Questo problema del numero l’India l’ha affrontato circa tremila anni fa, cercando con il sistema delle caste un modo di trasformare la quantità in qualità, ossia di differenziare i raggruppamenti umani, per permettere la loro coesistenza fianco a fianco. E aveva anche concepito il problema in termini più vasti, estendendolo al di là dell’uomo a tutte le forme di vita.

La regola vegetariana si ispira, come il regime delle caste, alla preoccupazione di impedire che i raggruppamenti sociali e le specie animali infieriscano le une contro le altre, riservando a ognuna la libertà sua propria, grazie alla rinunzia, da parte delle altre, dell’esercizio di una libertà antagonista.
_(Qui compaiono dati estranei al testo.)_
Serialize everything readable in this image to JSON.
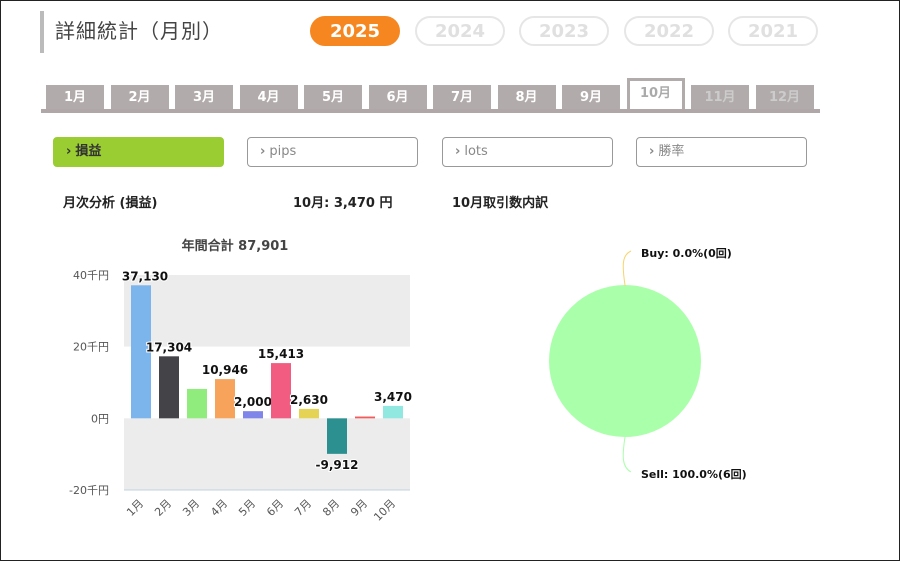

E’ tragico per l’uomo che questa grande esperienza sia fallita: che cioè nel corso della sua storia, le caste non siano riuscite a raggiungere uno stato in cui rimanere uguali in quanto differenti – uguali nel senso che sarebbero state inconfrontabili – e che si sia introdotta fra di esse quella perfida dose di omogeneità che avrebbe permesso il confronto, e quindi il formarsi di una gerarchia. Gli uomini possono arrivare a coesistere a condizione di riconoscersi tutti uomini, ma in modo diverso, oppure negandosi reciprocamente un grado uguale di umanità, e dunque subordinandosi.

Questo grande fallimento dell’India comporta un insegnamento: diventando troppo numerosa, e malgrado il genio dei suoi pensatori, una società non si perpetua che generando la servitù. Allorché gli uomini cominciano a sentirsi stretti nel loro spazio geografico e mentale, una facile soluzione rischia di sedurli: negare la qualità umana a una parte della specie.

Per qualche decennio essi avranno mano libera, in seguito bisognerà procedere a una nuova espulsione. In questa luce, gli avvenimenti di cui l’Europa è stata teatro per vent’anni, e che riassumono un secolo nel corso del quale la sua popolazione si è raddoppiata, non mi appaiono più come il risultato dell’aberrazione di un popolo, di una dottrina o di un gruppo di uomini.

Ci vedo piuttosto l’indizio di una evoluzione verso la fine di cui l’Asia del Sud ha fatto l’esperienza mille o duemila anni prima di noi, e a cui, a meno di grandi decisioni, non riusciremo forse a sfuggire. Questa grande valorizzazione sistematica dell’uomo da parte dell’uomo si va estendendo, e sarebbe ipocrita e incosciente voler evitare il problema con la scusa che si tratta di un fenomeno passeggero.

Ciò che mi atterrisce in Asia è l’immagine del nostro futuro, che essa ci anticipa. Nell’America indiana invece vagheggio il riflesso, fugace anche laggiù, di un’età in cui la specie era proporzionata al suo universo, e in cui persisteva un rapporto valido tra l’esercizio della libertà e le sue leggi.